Cette difficulté me dérange pour le côté “j’aimerais jouir pour avoir le release”, mais d’un autre côté, j’apprécie le sexe autrement…et j’ai découvert aussi le mélange de ma synesthésie dans mes relations sexuelles et c’est vraiment wow!
Mon amoureux est bien content de me faire “voir des couleurs”.»
«Ça varie. J’adore le regarder. Je ne suis pas trop vocale, mais il le sait quand je jouis, car mon corps s’allume comme un bûcher.»
«Dans le regard, les vibrations du corps, et parfois on se pose la question directement: as-tu joui?»
«La perception de l’orgasme de ma partenaire se fait par une crispation de tout son corps, dont tous les muscles se tendent, pour finalement lâcher prise dans un cri libérateur.
Pour ma jouissance, dans l’excitation, cela se manifeste par une tension maximale de l’ensemble des muscles. Je ressens alors le besoin de me libérer, en partageant l’orgasme avec ma partenaire. Ce moment intervient juste avant l’éjaculation.»
«Les deux, on le dit, juste avant que ça arrive, en gémissant. Lui ralentit le rythme du bassin; moi, souvent, je me recroqueville.
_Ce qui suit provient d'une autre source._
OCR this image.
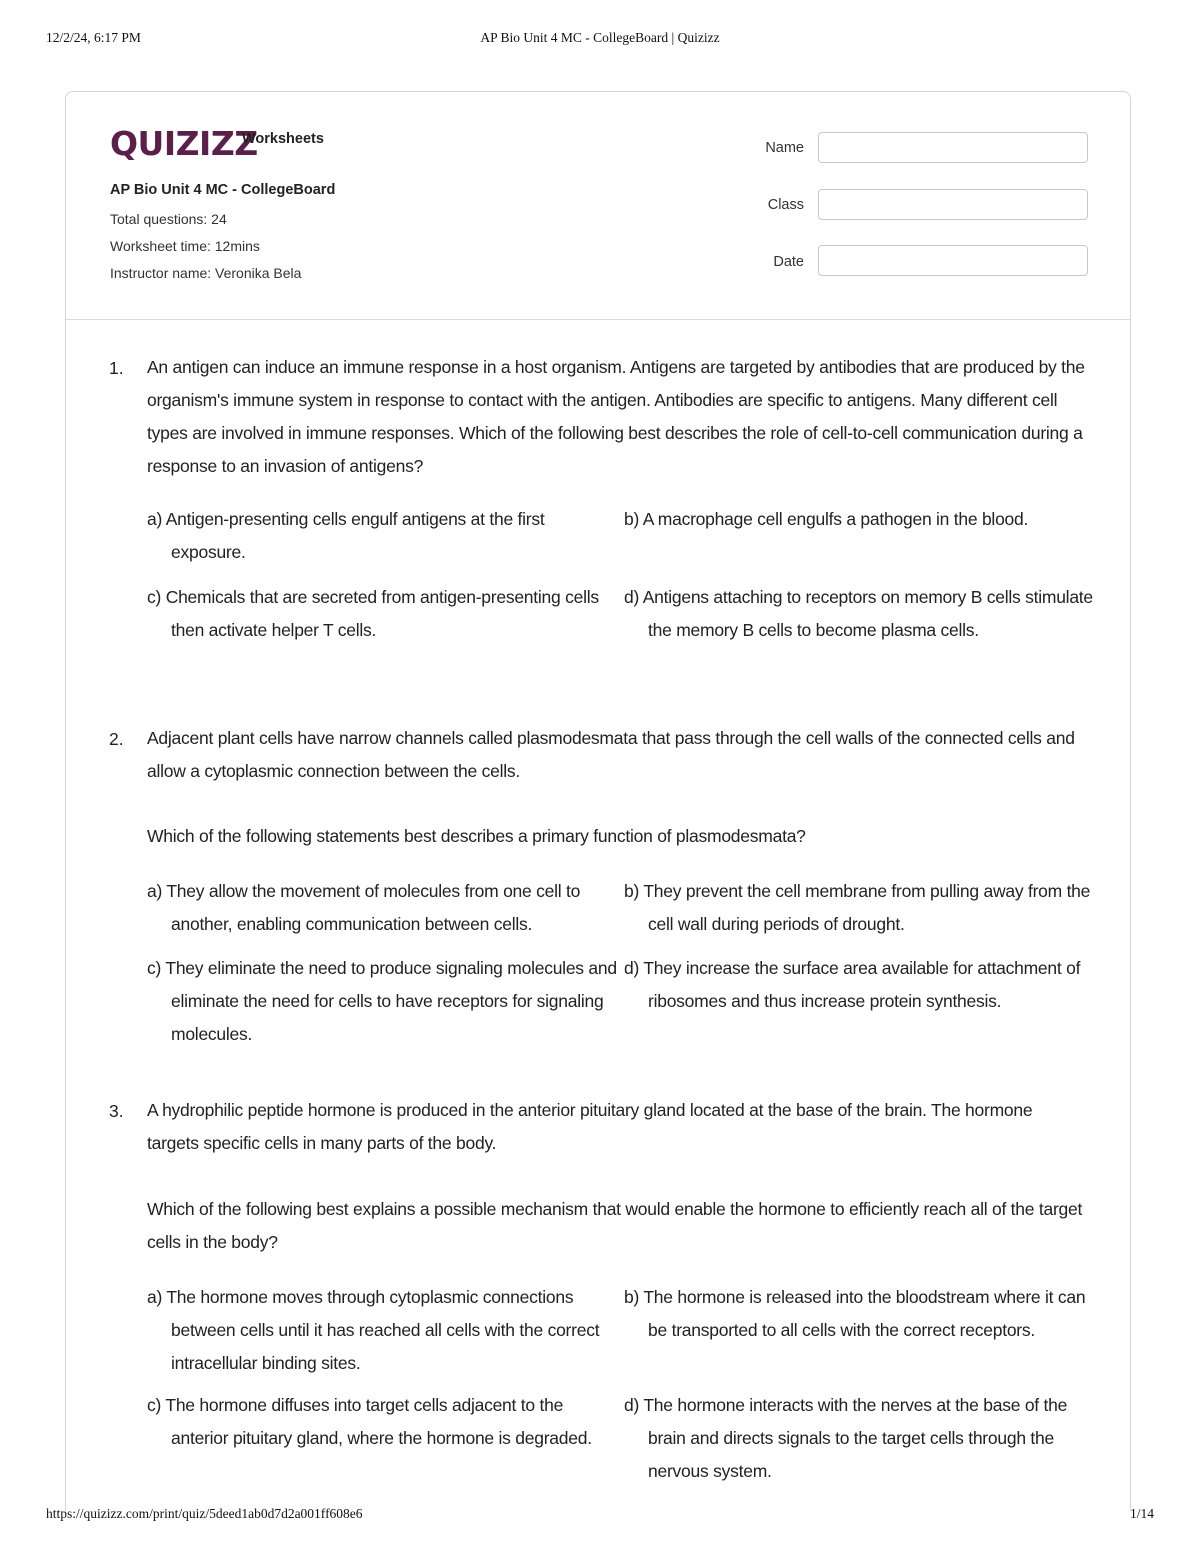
12/2/24, 6:17 PM	AP Bio Unit 4 MC - CollegeBoard | Quizizz
QUIZIZZ
Worksheets
AP Bio Unit 4 MC - CollegeBoard
Total questions: 24
Worksheet time: 12mins
Instructor name: Veronika Bela
Name
Class
Date
1. An antigen can induce an immune response in a host organism. Antigens are targeted by antibodies that are produced by the organism's immune system in response to contact with the antigen. Antibodies are specific to antigens. Many different cell types are involved in immune responses. Which of the following best describes the role of cell-to-cell communication during a response to an invasion of antigens?
a) Antigen-presenting cells engulf antigens at the first exposure.
b) A macrophage cell engulfs a pathogen in the blood.
c) Chemicals that are secreted from antigen-presenting cells then activate helper T cells.
d) Antigens attaching to receptors on memory B cells stimulate the memory B cells to become plasma cells.
2. Adjacent plant cells have narrow channels called plasmodesmata that pass through the cell walls of the connected cells and allow a cytoplasmic connection between the cells.
Which of the following statements best describes a primary function of plasmodesmata?
a) They allow the movement of molecules from one cell to another, enabling communication between cells.
b) They prevent the cell membrane from pulling away from the cell wall during periods of drought.
c) They eliminate the need to produce signaling molecules and eliminate the need for cells to have receptors for signaling molecules.
d) They increase the surface area available for attachment of ribosomes and thus increase protein synthesis.
3. A hydrophilic peptide hormone is produced in the anterior pituitary gland located at the base of the brain. The hormone targets specific cells in many parts of the body.
Which of the following best explains a possible mechanism that would enable the hormone to efficiently reach all of the target cells in the body?
a) The hormone moves through cytoplasmic connections between cells until it has reached all cells with the correct intracellular binding sites.
b) The hormone is released into the bloodstream where it can be transported to all cells with the correct receptors.
c) The hormone diffuses into target cells adjacent to the anterior pituitary gland, where the hormone is degraded.
d) The hormone interacts with the nerves at the base of the brain and directs signals to the target cells through the nervous system.
https://quizizz.com/print/quiz/5deed1ab0d7d2a001ff608e6	1/14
Et malgré que je sois super vocale, j’arrête subitement de faire des bruits au moment de l’orgasme (comme si j’avais le souffle coupé) et je relâche par la suite. Lui a des pulsations/ contractions du pénis, et moi, même chose dans le vagin!
Ça arrive quand même souvent qu’on a des orgasmes en même temps, et je me sens hyper privilégiée!»
«On gicle.»
«Je sais que ma partenaire a joui quand je sens avec ma langue son clitoris avoir des spasmes.»
«J'ai un ami qui vient de la manière la plus intense, genre spasmes, coups de bassin, le gros show, mais surtout, surtout, je sais pas comment décrire le geste, mais il fait comme un brbrbrbrbrbr avec sa bouche, en shakant la tête d'un côté et de l'autre rapidement...
Bref, c'est la fin de son orgasme, et il est encore en moi. Il est très imposant, alors ça rend le tout encore plus drôle si je suis en dessous et que je suis prise, comme ça lui prend un bon dix à vingt secondes de crise de bacon.»